I remember it being reasonably warm for early December – the official NFL game book says the temperature at kickoff was 45 degrees – but it was windy, making it feel colder than it should have been in our seats behind home plate.
After watching Lindy Infante’s team bumble to a 20-0 third-quarter deficit, we bailed and went back to Steve’s parents' house on 77th and Oklahoma on Milwaukee’s southwest side to thaw out and watch the last part of the game on TV. We got to their house just in time to see Kiel throw fourth-quarter touchdown passes to Perry Kemp and Ed West, pulling the Packers to within six points with about 3 minutes left in the game.
On the ensuing kickoff following West's TD, Seattle fumbles and the Packers recover at the Seahawks’ 24-yard line. Steve and I curse leaving.

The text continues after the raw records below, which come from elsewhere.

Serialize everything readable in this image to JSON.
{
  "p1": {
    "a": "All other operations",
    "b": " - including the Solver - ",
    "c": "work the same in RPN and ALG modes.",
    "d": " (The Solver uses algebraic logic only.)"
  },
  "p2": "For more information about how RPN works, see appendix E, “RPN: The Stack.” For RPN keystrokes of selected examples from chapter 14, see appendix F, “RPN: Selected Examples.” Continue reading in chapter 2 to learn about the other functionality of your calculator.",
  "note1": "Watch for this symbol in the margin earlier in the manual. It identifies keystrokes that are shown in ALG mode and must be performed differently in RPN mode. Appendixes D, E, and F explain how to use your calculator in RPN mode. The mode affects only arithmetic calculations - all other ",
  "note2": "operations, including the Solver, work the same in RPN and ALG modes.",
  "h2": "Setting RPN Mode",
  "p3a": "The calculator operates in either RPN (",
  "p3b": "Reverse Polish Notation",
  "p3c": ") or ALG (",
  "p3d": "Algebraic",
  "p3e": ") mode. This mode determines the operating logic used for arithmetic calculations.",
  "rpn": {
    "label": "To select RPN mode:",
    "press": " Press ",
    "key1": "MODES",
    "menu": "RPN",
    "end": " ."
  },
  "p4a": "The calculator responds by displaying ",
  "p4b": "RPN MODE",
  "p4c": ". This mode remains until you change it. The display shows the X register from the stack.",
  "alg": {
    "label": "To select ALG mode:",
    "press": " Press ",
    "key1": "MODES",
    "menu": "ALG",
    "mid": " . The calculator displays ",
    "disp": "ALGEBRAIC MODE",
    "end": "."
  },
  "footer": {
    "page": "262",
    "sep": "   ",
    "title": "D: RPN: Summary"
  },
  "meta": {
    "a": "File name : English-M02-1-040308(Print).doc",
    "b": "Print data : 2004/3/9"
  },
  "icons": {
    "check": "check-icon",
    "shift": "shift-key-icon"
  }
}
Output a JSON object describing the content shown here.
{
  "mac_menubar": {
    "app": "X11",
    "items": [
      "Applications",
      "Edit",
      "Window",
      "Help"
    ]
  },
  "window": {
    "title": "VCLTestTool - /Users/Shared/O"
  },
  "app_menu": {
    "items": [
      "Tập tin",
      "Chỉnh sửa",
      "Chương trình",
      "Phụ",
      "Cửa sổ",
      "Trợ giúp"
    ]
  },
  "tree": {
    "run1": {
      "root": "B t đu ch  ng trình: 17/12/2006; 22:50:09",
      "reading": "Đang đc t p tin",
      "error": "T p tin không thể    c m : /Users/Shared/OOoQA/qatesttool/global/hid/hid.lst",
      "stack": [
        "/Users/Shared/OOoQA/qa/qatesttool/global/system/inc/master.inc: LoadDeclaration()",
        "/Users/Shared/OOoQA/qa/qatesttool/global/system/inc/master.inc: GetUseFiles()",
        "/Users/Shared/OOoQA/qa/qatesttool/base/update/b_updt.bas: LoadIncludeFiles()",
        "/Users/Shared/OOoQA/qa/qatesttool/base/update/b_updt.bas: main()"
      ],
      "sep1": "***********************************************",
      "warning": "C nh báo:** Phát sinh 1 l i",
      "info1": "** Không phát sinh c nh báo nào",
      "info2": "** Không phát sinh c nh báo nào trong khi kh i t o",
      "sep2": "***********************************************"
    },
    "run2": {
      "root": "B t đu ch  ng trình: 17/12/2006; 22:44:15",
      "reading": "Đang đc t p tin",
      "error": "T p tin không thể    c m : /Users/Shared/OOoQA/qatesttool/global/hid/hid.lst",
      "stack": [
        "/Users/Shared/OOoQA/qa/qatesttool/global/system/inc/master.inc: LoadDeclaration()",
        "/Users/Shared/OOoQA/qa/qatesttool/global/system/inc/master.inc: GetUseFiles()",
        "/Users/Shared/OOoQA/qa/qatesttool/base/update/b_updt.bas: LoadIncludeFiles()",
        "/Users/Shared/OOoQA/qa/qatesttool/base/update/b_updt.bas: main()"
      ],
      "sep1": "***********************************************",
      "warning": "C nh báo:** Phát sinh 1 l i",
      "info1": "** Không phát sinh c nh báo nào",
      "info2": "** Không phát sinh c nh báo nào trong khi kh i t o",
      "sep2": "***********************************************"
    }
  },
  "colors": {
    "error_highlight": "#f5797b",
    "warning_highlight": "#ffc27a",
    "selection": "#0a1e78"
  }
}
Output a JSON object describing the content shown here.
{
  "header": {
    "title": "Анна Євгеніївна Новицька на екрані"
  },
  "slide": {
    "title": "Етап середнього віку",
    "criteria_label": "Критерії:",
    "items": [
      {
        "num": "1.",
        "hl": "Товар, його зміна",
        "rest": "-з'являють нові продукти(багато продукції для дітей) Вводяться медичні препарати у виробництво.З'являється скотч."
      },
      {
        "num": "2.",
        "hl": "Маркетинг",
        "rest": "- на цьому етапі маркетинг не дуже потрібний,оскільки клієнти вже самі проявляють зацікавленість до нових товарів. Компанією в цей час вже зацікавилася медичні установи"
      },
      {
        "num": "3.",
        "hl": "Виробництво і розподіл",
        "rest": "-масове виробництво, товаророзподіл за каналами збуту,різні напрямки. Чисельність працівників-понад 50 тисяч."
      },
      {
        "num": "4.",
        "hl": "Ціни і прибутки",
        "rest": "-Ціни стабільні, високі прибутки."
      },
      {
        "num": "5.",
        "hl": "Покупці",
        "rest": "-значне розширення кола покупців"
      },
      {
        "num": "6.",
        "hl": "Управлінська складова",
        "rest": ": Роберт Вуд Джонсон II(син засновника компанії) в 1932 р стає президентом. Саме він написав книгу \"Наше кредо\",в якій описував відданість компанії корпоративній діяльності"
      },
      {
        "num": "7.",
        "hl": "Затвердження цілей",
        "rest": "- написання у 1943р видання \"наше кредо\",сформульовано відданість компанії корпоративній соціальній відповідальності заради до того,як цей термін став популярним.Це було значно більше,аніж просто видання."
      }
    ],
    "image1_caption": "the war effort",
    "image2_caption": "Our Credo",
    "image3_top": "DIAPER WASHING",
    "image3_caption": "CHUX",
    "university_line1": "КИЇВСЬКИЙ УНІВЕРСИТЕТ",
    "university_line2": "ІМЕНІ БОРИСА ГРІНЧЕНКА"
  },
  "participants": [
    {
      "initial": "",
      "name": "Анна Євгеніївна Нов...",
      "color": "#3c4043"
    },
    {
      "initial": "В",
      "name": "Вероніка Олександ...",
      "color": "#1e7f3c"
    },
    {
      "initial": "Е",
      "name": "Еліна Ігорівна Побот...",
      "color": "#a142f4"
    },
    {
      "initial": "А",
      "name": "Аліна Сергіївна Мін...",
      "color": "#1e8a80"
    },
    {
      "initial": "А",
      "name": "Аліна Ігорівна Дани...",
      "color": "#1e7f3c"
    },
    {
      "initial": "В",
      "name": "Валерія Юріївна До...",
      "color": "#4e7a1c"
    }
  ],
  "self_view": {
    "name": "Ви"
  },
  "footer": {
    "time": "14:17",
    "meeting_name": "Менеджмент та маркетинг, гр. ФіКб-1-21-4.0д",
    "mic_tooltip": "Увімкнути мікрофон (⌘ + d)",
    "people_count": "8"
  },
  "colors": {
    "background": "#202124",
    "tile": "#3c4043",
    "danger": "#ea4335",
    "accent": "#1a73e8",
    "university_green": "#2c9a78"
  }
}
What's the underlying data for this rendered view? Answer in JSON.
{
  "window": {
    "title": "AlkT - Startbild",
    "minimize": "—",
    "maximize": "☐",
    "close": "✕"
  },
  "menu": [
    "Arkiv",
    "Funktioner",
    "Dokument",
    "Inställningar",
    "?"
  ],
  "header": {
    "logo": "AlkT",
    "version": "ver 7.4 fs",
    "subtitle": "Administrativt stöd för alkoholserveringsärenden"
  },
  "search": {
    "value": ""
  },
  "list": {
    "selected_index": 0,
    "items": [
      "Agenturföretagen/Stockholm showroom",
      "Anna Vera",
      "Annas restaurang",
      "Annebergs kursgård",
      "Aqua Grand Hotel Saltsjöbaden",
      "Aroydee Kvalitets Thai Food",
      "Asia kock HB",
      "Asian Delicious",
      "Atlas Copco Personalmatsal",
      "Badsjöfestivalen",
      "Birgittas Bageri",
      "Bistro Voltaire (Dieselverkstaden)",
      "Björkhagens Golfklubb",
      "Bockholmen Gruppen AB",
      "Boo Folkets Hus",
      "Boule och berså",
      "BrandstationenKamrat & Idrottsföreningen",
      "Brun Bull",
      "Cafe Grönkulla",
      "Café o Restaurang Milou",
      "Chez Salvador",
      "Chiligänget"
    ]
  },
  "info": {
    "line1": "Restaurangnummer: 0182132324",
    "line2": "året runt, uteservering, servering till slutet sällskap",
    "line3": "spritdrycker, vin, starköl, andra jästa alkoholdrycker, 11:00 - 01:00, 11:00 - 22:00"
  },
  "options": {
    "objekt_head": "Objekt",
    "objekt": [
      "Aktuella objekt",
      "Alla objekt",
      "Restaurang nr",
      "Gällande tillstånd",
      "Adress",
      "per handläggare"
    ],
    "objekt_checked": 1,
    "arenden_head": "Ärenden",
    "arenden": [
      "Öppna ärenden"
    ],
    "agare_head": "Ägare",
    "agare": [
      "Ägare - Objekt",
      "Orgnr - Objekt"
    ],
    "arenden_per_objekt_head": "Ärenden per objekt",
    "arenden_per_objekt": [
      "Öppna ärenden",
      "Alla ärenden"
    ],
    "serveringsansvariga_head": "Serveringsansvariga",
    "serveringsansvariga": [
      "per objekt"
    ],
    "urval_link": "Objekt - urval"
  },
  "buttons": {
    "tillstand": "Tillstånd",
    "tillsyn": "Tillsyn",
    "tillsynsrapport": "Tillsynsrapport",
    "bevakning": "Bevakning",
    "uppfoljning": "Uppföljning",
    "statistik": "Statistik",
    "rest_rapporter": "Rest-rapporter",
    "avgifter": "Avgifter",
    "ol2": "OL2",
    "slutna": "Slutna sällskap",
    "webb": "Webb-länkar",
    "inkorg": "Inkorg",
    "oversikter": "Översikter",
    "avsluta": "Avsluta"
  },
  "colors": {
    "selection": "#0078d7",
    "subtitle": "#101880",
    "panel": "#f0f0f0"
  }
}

On fourth-and-6 from inside Seattle’s 10-yard line, Kiel, who had replaced Anthony Dilweg in the third quarter, drops back with a chance to win the game with a touchdown pass and the extra point. Instead, he misses Jeff Query, the ball is incomplete, Seattle runs out the clock and the Packers lose. We laugh about nearly missing one of the greatest comebacks (in our minds, anyway) in Packers history. I never leave another Packers game early again.
Steve gives me a ride back to Madison, drops me off at my dorm.
Why do I remember all this?
Three weeks later, Steve is killed by a drunk driver.
That wasn’t the last time I saw Steve – I got to spend time with him at our high school’s annual alumni basketball tournament a few days before he died – but it remains one of my enduring memories of him. And, in large part, I have Blair Kiel to thank for that.
See, that’s the thing about sports. Certainly, it’s about wins and losses. It’s about championships. It’s about figuring out who’s going to play right outside linebacker opposite Clay Matthews next season and if Nick Collins is going to be able to resume his career and who’s going to play left tackle in 2012.
But what makes sports such a special part of our lives is the emotional connection we have to teams, or players, or games. And that’s why, while I'm not a "fan" anymore, I understand why the Packers mean so much to so many. It's the memories they create for us.
As for me, losing Steve certainly shaped the person I am now. It’s the reason I don’t drink alcohol, it’s why I am as a dad and as a husband an over-the-top kisser, hugger and I-love-you’er.
It’s also why I still have those Packers-Seahawks ticket stubs on my bulletin board, more than 20 years later.